Percentages
Part-to-whole relationships, complementary percentages, percentage shares
1.1 The core percentage formula
A percentage expresses how much A is relative to B, scaled to 100:
Percentage = (A ÷ B) × 100
A and B can be any two quantities. In practice it is almost always more convenient to work with the rate, the decimal equivalent of a percentage:
rate = Percentage ÷ 100
Converting percentages to rates: 35% → 0.35, 7.5% → 0.075, 110% → 1.10. The three working forms you will use constantly:
Percentage = (Part ÷ Total) × 100
1.2 Part-to-whole: three problem types
Every percentage question gives you two of the three quantities and asks for the third. Identify what is given and select the matching rearrangement.
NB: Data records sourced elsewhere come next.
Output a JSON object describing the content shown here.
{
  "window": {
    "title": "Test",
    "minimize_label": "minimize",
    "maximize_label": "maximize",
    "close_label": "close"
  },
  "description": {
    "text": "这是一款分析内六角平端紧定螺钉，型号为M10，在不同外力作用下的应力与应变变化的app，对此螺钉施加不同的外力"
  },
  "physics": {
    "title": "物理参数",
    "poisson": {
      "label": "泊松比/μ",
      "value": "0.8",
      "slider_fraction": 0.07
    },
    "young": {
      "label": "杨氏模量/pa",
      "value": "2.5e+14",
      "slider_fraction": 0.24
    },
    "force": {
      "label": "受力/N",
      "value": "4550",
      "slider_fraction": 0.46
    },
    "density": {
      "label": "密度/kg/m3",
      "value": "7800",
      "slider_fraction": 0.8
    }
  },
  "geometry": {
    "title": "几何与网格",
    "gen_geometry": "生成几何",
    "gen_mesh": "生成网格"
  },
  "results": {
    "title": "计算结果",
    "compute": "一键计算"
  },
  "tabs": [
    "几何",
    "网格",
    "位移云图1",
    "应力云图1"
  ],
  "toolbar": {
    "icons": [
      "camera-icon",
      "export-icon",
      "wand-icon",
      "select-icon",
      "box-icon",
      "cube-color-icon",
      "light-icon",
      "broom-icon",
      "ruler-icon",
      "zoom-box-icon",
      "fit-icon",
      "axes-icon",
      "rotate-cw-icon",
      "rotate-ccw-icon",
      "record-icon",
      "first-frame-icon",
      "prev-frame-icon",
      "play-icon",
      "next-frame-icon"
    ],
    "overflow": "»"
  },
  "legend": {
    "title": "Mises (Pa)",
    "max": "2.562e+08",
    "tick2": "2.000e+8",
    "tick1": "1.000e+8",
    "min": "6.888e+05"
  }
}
Given rate & total → Part = rate × Total Given part & rate → Total = Part ÷ rate Given part & total → rate = Part ÷ Total
Example — find the Part: a region has 3 400 000 inhabitants and a poverty rate of 22%. At-risk persons = 0.22 × 3 400 000 = 748 000. Example — find the Total: 84 600 people represent 6% of a city's workforce. Workforce = 84 600 ÷ 0.06 = 1 410 000. Example — find the rate: 156 000 out of 780 000 workers are self-employed. Rate = 156 000 ÷ 780 000 = 0.20 = 20%.
1.3 Complementary percentages
All categories in a complete distribution must sum to 100%. When one category is missing, subtract the sum of all known shares from 100%.
Missing share = 100% − sum of all known shares
Example: energy mix shows Nuclear 31%, Gas 24%, Renewables 28%, Coal 9%. The remaining 'Other' = 100 − 31 − 24 − 28 − 9 = 8%.
1.4 Percentages above 100%
A percentage can exceed 100% when A is larger than B. This is common when comparing a value to a benchmark it exceeds.
Percentage = (A ÷ B) × 100
Example: a factory produces 780 units against a target of 600. Output as % of target = (780 ÷ 600) × 100 = 130%. This means output was 30% above target.
1.5 Percentage increase applied to a rate
When a rate itself changes by a percentage, apply that percentage to the rate — do NOT add percentage points.
New rate = Old rate × (1 + change/100)
Example: an interest rate of 4% is increased by 15%. Increase in pp = 4% × 0.15 = 0.6 pp. New rate = 4.6% (NOT 4% + 15% = 19%).
1.6 Progressive tax brackets
In a multi-bracket system, each rate applies only to the income slice within that bracket. Total tax is the sum of each bracket's contribution.
Tax per bracket = bracket income slice × bracket rate Total tax = sum of all bracket taxes
Example: brackets 0% up to €15 000, then 22% on €15 001–€45 000, then 38% above €45 000. For income of €60 000: Bracket 1 = €0. Bracket 2 = €30 000 × 0.22 = €6 600. Bracket 3 = €15 000 × 0.38 = €5 700. Total tax = €12 300.